Just like looking at ONLY the temperature of a cup of coffee, this doesn’t give us enough of the story to know how the loudspeaker will “sound” (no matter what a magazine reviewer will try and tell you…).
In other words, if we use reductionism to understand the problem, you simplify the question so much that the problem you wind up understanding is not the same as the thing you’re trying to understand in the first place.
For example, if we measure that same loudspeaker at a different angle (by rotating the loudspeaker and leaving the microphone in place) we’ll see a magnitude response like the one shown in Figure 3.

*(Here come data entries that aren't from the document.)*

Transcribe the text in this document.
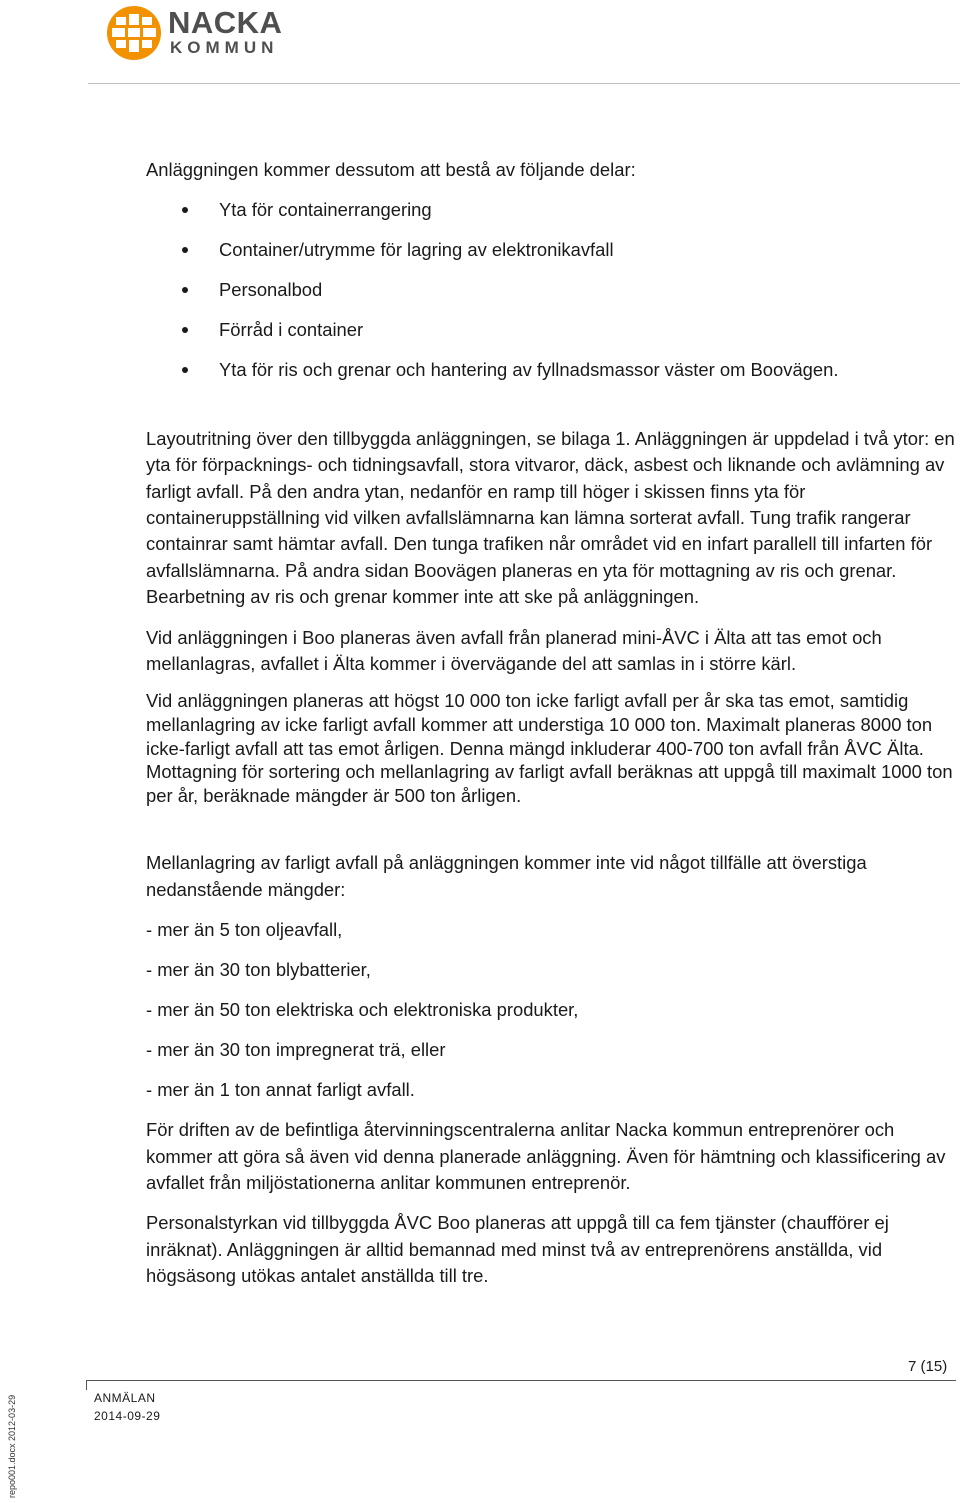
NACKA
KOMMUN

Anläggningen kommer dessutom att bestå av följande delar:

Yta för containerrangering
Container/utrymme för lagring av elektronikavfall
Personalbod
Förråd i container
Yta för ris och grenar och hantering av fyllnadsmassor väster om Boovägen.

Layoutritning över den tillbyggda anläggningen, se bilaga 1. Anläggningen är uppdelad i två ytor: en yta för förpacknings- och tidningsavfall, stora vitvaror, däck, asbest och liknande och avlämning av farligt avfall. På den andra ytan, nedanför en ramp till höger i skissen finns yta för containeruppställning vid vilken avfallslämnarna kan lämna sorterat avfall. Tung trafik rangerar containrar samt hämtar avfall. Den tunga trafiken når området vid en infart parallell till infarten för avfallslämnarna. På andra sidan Boovägen planeras en yta för mottagning av ris och grenar. Bearbetning av ris och grenar kommer inte att ske på anläggningen.

Vid anläggningen i Boo planeras även avfall från planerad mini-ÅVC i Älta att tas emot och mellanlagras, avfallet i Älta kommer i övervägande del att samlas in i större kärl.

Vid anläggningen planeras att högst 10 000 ton icke farligt avfall per år ska tas emot, samtidig mellanlagring av icke farligt avfall kommer att understiga 10 000 ton. Maximalt planeras 8000 ton icke-farligt avfall att tas emot årligen. Denna mängd inkluderar 400-700 ton avfall från ÅVC Älta. Mottagning för sortering och mellanlagring av farligt avfall beräknas att uppgå till maximalt 1000 ton per år, beräknade mängder är 500 ton årligen.

Mellanlagring av farligt avfall på anläggningen kommer inte vid något tillfälle att överstiga nedanstående mängder:

- mer än 5 ton oljeavfall,

- mer än 30 ton blybatterier,

- mer än 50 ton elektriska och elektroniska produkter,

- mer än 30 ton impregnerat trä, eller

- mer än 1 ton annat farligt avfall.

För driften av de befintliga återvinningscentralerna anlitar Nacka kommun entreprenörer och kommer att göra så även vid denna planerade anläggning. Även för hämtning och klassificering av avfallet från miljöstationerna anlitar kommunen entreprenör.

Personalstyrkan vid tillbyggda ÅVC Boo planeras att uppgå till ca fem tjänster (chaufförer ej inräknat). Anläggningen är alltid bemannad med minst två av entreprenörens anställda, vid högsäsong utökas antalet anställda till tre.

7 (15)
ANMÄLAN
2014-09-29
repo001.docx 2012-03-29
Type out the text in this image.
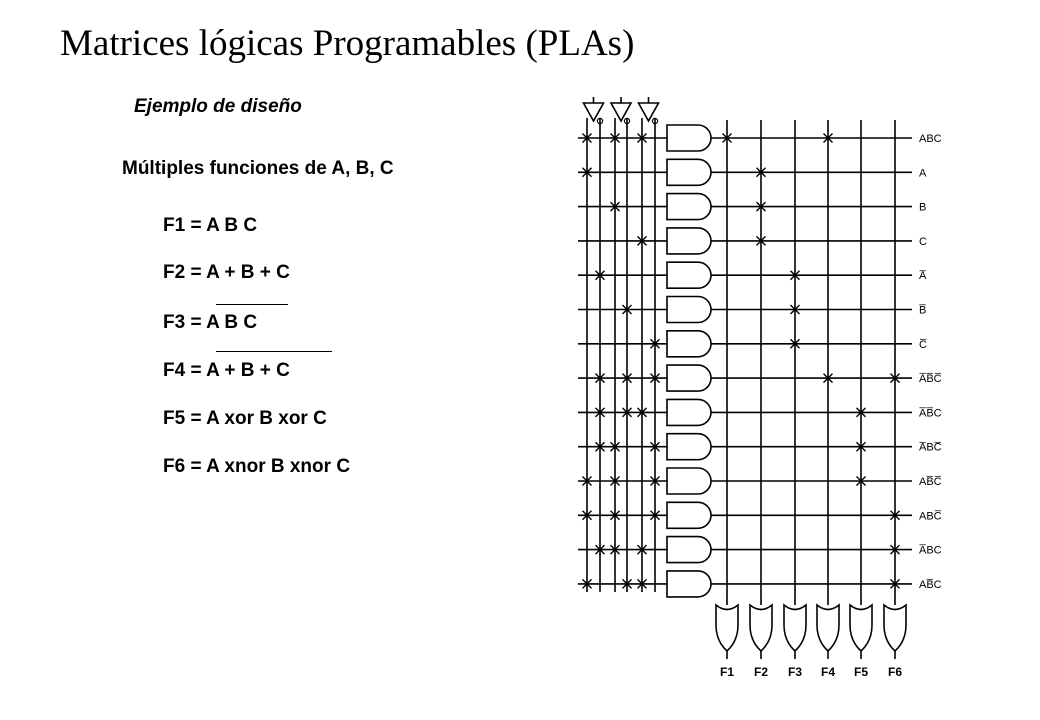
Matrices lógicas Programables (PLAs)
Ejemplo de diseño
Múltiples funciones de A, B, C
F1 = A B C
F2 = A + B + C
F3 = A B C
F4 = A + B + C
F5 = A xor B xor C
F6 = A xnor B xnor C
ABC
A
B
C
A̅
B̅
C̅
A̅B̅C̅
A̅B̅C
A̅BC̅
AB̅C̅
ABC̅
A̅BC
AB̅C
F1 F2 F3 F4 F5 F6
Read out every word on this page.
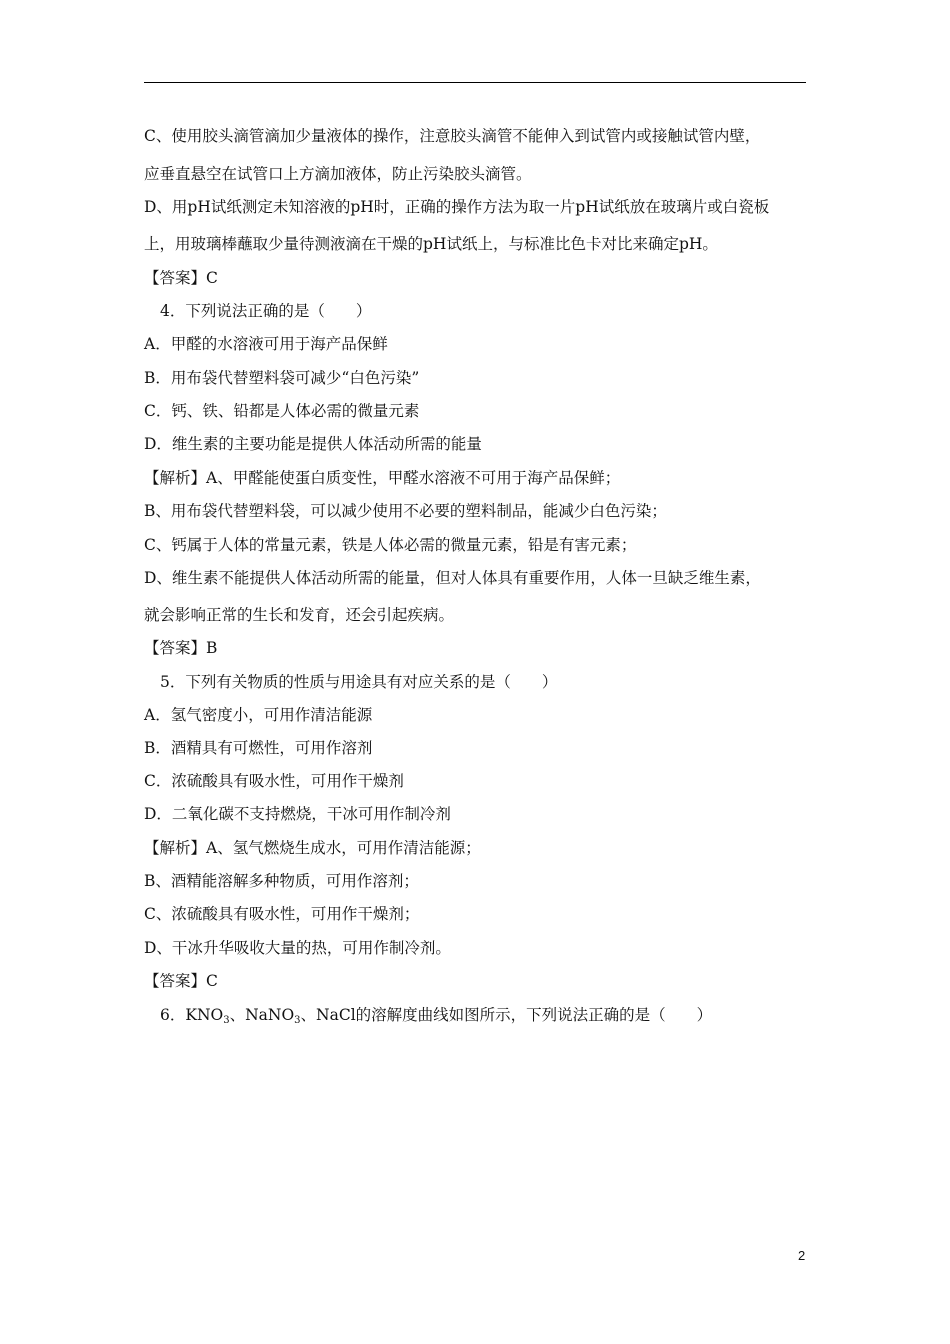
C、使用胶头滴管滴加少量液体的操作，注意胶头滴管不能伸入到试管内或接触试管内壁，
应垂直悬空在试管口上方滴加液体，防止污染胶头滴管。
D、用pH试纸测定未知溶液的pH时，正确的操作方法为取一片pH试纸放在玻璃片或白瓷板
上，用玻璃棒蘸取少量待测液滴在干燥的pH试纸上，与标准比色卡对比来确定pH。
【答案】C
4．下列说法正确的是（　　）
A．甲醛的水溶液可用于海产品保鲜
B．用布袋代替塑料袋可减少“白色污染”
C．钙、铁、铅都是人体必需的微量元素
D．维生素的主要功能是提供人体活动所需的能量
【解析】A、甲醛能使蛋白质变性，甲醛水溶液不可用于海产品保鲜；
B、用布袋代替塑料袋，可以减少使用不必要的塑料制品，能减少白色污染；
C、钙属于人体的常量元素，铁是人体必需的微量元素，铅是有害元素；
D、维生素不能提供人体活动所需的能量，但对人体具有重要作用，人体一旦缺乏维生素，
就会影响正常的生长和发育，还会引起疾病。
【答案】B
5．下列有关物质的性质与用途具有对应关系的是（　　）
A．氢气密度小，可用作清洁能源
B．酒精具有可燃性，可用作溶剂
C．浓硫酸具有吸水性，可用作干燥剂
D．二氧化碳不支持燃烧，干冰可用作制冷剂
【解析】A、氢气燃烧生成水，可用作清洁能源；
B、酒精能溶解多种物质，可用作溶剂；
C、浓硫酸具有吸水性，可用作干燥剂；
D、干冰升华吸收大量的热，可用作制冷剂。
【答案】C
6．$KNO_3$、NaNO$_3$、NaCl的溶解度曲线如图所示，下列说法正确的是（　　）
2
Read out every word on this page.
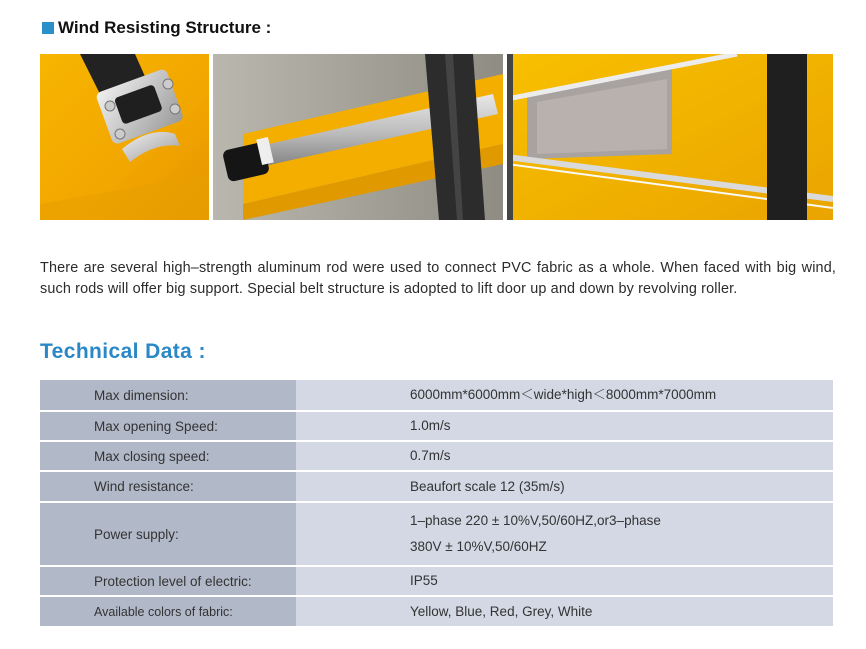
Wind Resisting Structure :

There are several high–strength aluminum rod were used to connect PVC fabric as a whole. When faced with big wind, such rods will offer big support. Special belt structure is adopted to lift door up and down by revolving roller.

Technical Data :
Max dimension:	6000mm*6000mm＜wide*high＜8000mm*7000mm

Max opening Speed:	1.0m/s

Max closing speed:	0.7m/s

Wind resistance:	Beaufort scale 12 (35m/s)

Power supply:	1–phase 220 ± 10%V,50/60HZ,or3–phase
380V ± 10%V,50/60HZ

Protection level of electric:	IP55

Available colors of fabric:	Yellow, Blue, Red, Grey, White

This magnitude response is the output of the same loudspeaker at 90º off-axis, which might be what’s heading towards your side-wall. If your side wall is perfectly reflective, then this is therefore the magnitude response of your first reflection, which might be a bad thing if you think that it’s important.
So, when you’re looking at any one measurement of anything, you don’t have enough information to know enough to make a general evaluation. However, unfortunately, many people will run with this information and make the evaluation anyway. It’s data, and data doesn’t lie, so this tells the truth, right?
Wrong. Because it’s only a portion of the total truth.
For example, you can say that “organic food is good for me” but I have an allergy to peanuts. So if I eat organic peanuts, I have about 20 minutes to get to a hospital. Much longer than that and I need a funeral home instead. “Organic” is true, but not enough information for me to know whether or not it’ll be an uneventful meal.